La razón por la que ambos países apostaran por esa variante no era para satisfacer también necesidades de reabastecimiento en vuelo de otras aeronaves (en el caso de Perú no tiene aeronaves a las que pueda atender con el sistema instalado en los aparatos españoles y en el uruguayo, país de pequeña superficie, sus Cessna A-37 tampoco tienen un requerimiento para ese tipo de operaciones), sino porque eran los aparatos más rápidamente disponibles y en mejor estado.
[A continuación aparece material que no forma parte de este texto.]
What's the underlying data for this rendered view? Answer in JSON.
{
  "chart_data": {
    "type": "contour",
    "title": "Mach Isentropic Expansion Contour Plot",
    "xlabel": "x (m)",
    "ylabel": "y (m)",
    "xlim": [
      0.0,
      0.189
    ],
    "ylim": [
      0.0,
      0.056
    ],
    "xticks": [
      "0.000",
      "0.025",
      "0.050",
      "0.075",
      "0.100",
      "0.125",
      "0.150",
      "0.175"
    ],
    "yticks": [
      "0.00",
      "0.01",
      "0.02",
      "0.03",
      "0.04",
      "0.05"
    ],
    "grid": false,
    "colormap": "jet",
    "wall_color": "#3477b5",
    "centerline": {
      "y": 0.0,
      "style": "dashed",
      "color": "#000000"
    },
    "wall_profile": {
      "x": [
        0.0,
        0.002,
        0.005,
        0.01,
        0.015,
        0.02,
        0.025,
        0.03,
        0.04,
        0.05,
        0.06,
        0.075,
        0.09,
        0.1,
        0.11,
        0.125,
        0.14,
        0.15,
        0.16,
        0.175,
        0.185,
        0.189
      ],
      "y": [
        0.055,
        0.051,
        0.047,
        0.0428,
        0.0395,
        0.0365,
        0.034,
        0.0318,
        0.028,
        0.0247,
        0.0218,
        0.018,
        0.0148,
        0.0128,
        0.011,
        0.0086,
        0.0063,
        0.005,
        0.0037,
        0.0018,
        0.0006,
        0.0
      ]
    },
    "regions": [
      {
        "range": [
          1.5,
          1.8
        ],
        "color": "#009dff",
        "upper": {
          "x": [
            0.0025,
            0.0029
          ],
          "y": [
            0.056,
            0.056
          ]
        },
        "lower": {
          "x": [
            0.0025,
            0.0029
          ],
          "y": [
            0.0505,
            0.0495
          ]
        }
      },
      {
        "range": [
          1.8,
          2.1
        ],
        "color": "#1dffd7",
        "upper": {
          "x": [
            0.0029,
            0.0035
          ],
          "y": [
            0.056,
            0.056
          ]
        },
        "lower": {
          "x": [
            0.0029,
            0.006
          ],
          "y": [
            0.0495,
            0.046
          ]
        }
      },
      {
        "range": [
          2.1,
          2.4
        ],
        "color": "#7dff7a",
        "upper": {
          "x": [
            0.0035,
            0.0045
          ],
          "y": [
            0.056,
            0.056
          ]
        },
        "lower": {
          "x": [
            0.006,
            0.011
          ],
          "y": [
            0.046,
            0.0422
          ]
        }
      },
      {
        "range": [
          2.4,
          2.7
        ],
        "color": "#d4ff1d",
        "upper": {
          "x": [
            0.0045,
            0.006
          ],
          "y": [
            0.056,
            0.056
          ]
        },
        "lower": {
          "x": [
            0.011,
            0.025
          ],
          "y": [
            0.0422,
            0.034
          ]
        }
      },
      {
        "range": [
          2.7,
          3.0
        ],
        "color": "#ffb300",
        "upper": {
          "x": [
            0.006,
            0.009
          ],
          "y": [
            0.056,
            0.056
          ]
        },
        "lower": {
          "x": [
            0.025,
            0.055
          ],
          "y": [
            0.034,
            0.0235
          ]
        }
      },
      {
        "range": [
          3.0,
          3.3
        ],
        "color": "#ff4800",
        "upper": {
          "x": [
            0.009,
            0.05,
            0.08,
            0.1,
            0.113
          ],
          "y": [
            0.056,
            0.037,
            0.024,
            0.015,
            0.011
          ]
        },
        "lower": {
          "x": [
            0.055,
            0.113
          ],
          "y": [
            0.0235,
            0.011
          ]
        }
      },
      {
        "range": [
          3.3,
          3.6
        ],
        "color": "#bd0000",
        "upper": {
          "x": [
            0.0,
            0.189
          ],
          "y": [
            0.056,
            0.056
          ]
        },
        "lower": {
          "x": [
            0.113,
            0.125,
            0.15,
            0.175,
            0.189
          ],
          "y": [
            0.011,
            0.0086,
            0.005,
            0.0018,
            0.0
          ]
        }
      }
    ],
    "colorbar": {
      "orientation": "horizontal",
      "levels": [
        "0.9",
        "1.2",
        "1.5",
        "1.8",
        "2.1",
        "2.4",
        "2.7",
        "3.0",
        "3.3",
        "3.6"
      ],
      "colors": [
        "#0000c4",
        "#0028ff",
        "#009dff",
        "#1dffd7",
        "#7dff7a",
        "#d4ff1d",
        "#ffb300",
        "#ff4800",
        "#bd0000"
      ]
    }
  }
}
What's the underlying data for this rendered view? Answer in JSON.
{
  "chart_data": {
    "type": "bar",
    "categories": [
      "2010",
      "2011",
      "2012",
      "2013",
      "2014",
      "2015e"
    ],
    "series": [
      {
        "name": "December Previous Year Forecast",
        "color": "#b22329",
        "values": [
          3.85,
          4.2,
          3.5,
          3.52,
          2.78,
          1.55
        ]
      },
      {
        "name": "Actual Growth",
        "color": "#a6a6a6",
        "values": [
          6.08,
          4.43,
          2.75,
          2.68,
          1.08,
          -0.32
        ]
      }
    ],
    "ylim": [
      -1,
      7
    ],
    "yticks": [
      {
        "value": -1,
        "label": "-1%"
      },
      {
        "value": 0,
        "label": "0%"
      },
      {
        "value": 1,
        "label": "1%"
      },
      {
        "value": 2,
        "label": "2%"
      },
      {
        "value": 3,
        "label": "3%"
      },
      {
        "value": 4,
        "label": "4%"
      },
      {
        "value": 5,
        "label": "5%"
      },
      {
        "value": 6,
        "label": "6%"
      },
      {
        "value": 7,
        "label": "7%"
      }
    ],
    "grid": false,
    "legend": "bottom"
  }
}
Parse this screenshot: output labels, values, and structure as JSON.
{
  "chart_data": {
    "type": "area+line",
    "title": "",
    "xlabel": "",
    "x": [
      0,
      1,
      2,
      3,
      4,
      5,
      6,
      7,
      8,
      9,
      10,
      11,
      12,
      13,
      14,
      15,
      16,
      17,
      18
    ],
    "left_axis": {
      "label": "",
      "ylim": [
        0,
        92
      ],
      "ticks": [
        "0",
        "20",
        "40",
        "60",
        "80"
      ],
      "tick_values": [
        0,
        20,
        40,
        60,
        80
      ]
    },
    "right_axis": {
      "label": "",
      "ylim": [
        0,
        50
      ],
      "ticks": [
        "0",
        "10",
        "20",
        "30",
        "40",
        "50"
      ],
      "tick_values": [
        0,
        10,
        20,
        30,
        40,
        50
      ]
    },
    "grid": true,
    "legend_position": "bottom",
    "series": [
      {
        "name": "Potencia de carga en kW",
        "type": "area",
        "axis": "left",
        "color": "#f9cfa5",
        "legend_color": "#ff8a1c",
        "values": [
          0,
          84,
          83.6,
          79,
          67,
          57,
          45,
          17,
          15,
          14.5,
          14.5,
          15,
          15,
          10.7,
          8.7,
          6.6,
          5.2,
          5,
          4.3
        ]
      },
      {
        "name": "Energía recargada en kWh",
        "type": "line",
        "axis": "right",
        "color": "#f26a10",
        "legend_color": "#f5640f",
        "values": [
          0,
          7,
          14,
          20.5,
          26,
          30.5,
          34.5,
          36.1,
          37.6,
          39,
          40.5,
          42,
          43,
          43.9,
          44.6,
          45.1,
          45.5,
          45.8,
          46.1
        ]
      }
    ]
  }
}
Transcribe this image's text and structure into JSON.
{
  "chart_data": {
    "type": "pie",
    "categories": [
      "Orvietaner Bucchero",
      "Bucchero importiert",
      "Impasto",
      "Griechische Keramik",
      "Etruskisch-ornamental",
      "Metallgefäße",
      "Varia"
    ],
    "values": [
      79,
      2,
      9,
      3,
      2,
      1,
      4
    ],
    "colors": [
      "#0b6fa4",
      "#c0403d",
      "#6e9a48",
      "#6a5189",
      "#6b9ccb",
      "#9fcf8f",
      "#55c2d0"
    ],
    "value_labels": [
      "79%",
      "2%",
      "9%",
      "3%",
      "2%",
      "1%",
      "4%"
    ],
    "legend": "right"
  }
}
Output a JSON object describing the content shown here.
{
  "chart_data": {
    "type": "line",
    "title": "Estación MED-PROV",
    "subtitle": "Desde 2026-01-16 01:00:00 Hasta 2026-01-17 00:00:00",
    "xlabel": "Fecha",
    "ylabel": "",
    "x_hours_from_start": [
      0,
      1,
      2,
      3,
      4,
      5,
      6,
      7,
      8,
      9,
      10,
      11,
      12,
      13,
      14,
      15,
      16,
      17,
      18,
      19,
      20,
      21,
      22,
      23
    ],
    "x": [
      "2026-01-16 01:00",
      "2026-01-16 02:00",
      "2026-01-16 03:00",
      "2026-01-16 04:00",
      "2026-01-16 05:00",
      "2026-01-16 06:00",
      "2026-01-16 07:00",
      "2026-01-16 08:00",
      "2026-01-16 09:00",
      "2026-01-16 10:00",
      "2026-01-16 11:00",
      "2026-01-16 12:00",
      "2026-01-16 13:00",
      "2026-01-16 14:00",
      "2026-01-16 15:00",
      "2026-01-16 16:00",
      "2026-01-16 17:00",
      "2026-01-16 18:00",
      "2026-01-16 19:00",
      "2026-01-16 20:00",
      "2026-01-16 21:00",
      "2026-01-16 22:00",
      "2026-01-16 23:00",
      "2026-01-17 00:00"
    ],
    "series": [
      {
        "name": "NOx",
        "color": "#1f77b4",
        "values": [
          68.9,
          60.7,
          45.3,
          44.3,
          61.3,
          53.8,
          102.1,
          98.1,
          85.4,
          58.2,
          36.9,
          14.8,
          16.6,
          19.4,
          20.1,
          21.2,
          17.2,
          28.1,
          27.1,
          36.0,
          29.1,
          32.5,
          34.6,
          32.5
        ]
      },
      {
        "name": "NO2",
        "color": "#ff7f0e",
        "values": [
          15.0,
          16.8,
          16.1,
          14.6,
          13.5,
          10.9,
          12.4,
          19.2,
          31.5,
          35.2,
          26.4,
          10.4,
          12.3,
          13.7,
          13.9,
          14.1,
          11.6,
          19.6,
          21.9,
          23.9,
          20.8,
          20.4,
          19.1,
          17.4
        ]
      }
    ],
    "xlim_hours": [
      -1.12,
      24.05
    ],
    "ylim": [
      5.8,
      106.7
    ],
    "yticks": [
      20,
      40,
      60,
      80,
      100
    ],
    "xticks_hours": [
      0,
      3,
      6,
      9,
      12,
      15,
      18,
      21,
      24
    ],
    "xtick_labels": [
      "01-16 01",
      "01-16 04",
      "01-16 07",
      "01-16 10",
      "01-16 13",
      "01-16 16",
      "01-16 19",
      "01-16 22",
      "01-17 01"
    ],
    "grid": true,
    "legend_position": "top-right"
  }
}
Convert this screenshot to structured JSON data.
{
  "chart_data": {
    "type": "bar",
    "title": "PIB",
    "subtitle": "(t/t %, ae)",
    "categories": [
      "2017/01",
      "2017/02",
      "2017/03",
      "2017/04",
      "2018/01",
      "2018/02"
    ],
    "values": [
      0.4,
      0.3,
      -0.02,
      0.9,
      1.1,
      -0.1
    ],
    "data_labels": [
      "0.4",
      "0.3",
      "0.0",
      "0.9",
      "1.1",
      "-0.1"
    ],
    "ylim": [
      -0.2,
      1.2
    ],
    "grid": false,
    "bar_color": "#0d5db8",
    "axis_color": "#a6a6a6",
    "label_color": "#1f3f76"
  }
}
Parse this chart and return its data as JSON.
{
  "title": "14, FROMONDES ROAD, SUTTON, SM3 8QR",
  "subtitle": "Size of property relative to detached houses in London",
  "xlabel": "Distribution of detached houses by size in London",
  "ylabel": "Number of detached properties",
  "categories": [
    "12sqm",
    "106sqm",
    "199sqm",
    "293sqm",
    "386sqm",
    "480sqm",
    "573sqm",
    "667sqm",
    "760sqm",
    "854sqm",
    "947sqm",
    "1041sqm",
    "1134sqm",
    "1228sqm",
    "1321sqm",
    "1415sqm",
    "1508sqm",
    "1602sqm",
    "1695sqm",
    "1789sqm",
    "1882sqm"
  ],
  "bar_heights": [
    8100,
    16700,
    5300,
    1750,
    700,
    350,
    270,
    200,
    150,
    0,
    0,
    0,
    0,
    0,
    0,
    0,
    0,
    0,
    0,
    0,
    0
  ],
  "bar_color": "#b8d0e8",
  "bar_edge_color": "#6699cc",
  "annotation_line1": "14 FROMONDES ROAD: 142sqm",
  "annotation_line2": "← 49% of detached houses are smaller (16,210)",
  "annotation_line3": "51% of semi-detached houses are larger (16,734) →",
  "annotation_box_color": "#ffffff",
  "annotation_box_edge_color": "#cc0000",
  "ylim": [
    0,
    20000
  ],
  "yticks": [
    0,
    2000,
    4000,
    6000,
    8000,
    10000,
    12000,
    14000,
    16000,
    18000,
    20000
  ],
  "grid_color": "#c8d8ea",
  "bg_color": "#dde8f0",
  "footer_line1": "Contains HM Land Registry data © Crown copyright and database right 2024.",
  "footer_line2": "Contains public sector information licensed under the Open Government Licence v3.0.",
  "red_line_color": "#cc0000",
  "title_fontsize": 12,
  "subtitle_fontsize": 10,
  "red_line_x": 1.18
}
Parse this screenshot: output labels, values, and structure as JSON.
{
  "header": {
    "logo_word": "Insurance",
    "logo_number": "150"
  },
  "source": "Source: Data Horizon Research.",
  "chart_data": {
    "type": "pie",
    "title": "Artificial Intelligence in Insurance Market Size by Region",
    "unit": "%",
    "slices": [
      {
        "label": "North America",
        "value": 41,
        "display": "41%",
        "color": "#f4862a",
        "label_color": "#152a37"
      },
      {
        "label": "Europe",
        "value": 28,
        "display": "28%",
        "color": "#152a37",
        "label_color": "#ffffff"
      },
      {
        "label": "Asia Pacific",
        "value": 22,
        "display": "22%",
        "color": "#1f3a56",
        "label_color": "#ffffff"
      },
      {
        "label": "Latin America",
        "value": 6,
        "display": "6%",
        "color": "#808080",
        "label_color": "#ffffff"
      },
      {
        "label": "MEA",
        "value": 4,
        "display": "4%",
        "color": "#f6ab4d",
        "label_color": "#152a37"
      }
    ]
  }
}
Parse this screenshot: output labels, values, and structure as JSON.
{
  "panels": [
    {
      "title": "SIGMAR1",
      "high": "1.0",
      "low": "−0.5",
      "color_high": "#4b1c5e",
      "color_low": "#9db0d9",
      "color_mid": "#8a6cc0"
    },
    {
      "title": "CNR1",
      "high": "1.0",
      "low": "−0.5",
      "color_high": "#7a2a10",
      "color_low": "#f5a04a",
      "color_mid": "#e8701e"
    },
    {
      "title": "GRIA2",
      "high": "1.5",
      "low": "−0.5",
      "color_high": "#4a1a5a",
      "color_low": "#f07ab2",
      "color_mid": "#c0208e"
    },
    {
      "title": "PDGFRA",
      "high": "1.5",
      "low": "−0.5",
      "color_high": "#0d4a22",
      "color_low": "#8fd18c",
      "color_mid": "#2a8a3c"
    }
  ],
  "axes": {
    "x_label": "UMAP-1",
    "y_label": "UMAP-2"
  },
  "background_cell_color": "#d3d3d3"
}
Llegado a ese punto, y pese a que Perú fue el motor para abortar la venta de todo el material de Hercules a un solo comprador, la finalización de este acuerdo está padeciendo muchas más dificultades que la de Uruguay, hasta el punto que no es seguro que se pueda finalizar, si bien no por culpa de España, que ha puesto, como hemos visto, su mejor voluntad para que llegue a buen fin, hasta el punto que ha programado para noviembre el entrenamiento de las tripulaciones y la entrega de las aeronaves a ambos países, que los deberían recibir antes que acabe el año. En primer lugar, el Ministerio de Defensa peruano no ha conseguido formalizar todavía la obtención de los más de 20 millones de euros que requiere la compra de la cartera de Economía y Finanzas, algo que en el caso de Uruguay sí que ha ocurrido. Pero mayor dificultad está generando la autorización preceptiva que se requiere de Estados Unidos para ambos negocios, sin la cual no se pueden efectuar.

En el caso uruguayo estaría solamente pendiente de definir los equipos que has que desinstalar en las aeronaves, por considerarse sensibles para su entrega a terceros países, por lo que no parece que vaya a haber problemas para que en diciembre tome posesión de sus aeronaves, e incluso se ha determinado que los 22 millones que han de pagar (1 de repuestos) se haga en tres plazos, facilidad financiera que sorprendió a los propios uruguayos. La FAU dispone actualmente de 2 viejos C-130B, a los que a lo largo del tiempo se les han hecho mejoras, como es el caso de los motores, hasta el punto que vienen a ser una especie de híbrido con la versión C-130H.

En el caso de Perú parece que hay más dificultades y que el Departamento de Estado lo está analizando con mayor cautela, por razones que se desconocen, pero que podrían estar derivados de las limitaciones a la entrega de equipos de esa procedencia como represalia por la legislación que permite derribos de aeronaves, orientada principalmente a los vuelos de presuntos narcotraficantes, a la que Washington siempre se ha opuesto. De una forma u otra, e Ministerio de Defensa español, que es el que se ha encargado de tramitar el permiso correspondiente, reconoce a puertas cerradas que la venta de los Hercules de segunda mano a Perú tiene más complicaciones de las previstas por culpa de la necesaria autorización estadounidense.

La FAP pretende también dotarse de un cuarto Boeing 737, en este caso un convertible de carga y pasaje de las series NG (New Generation), además de 4 pequeñas aeronaves con capacidad de ambulancia, que podrían ser Beechcraft King Aie 350 o aeronaves de las mismas capacidades, para proseguir después con la adquisición de más Leonardo C-27J, que sin su punta de lanza moderna y operativa, de los que actualmente opera 4.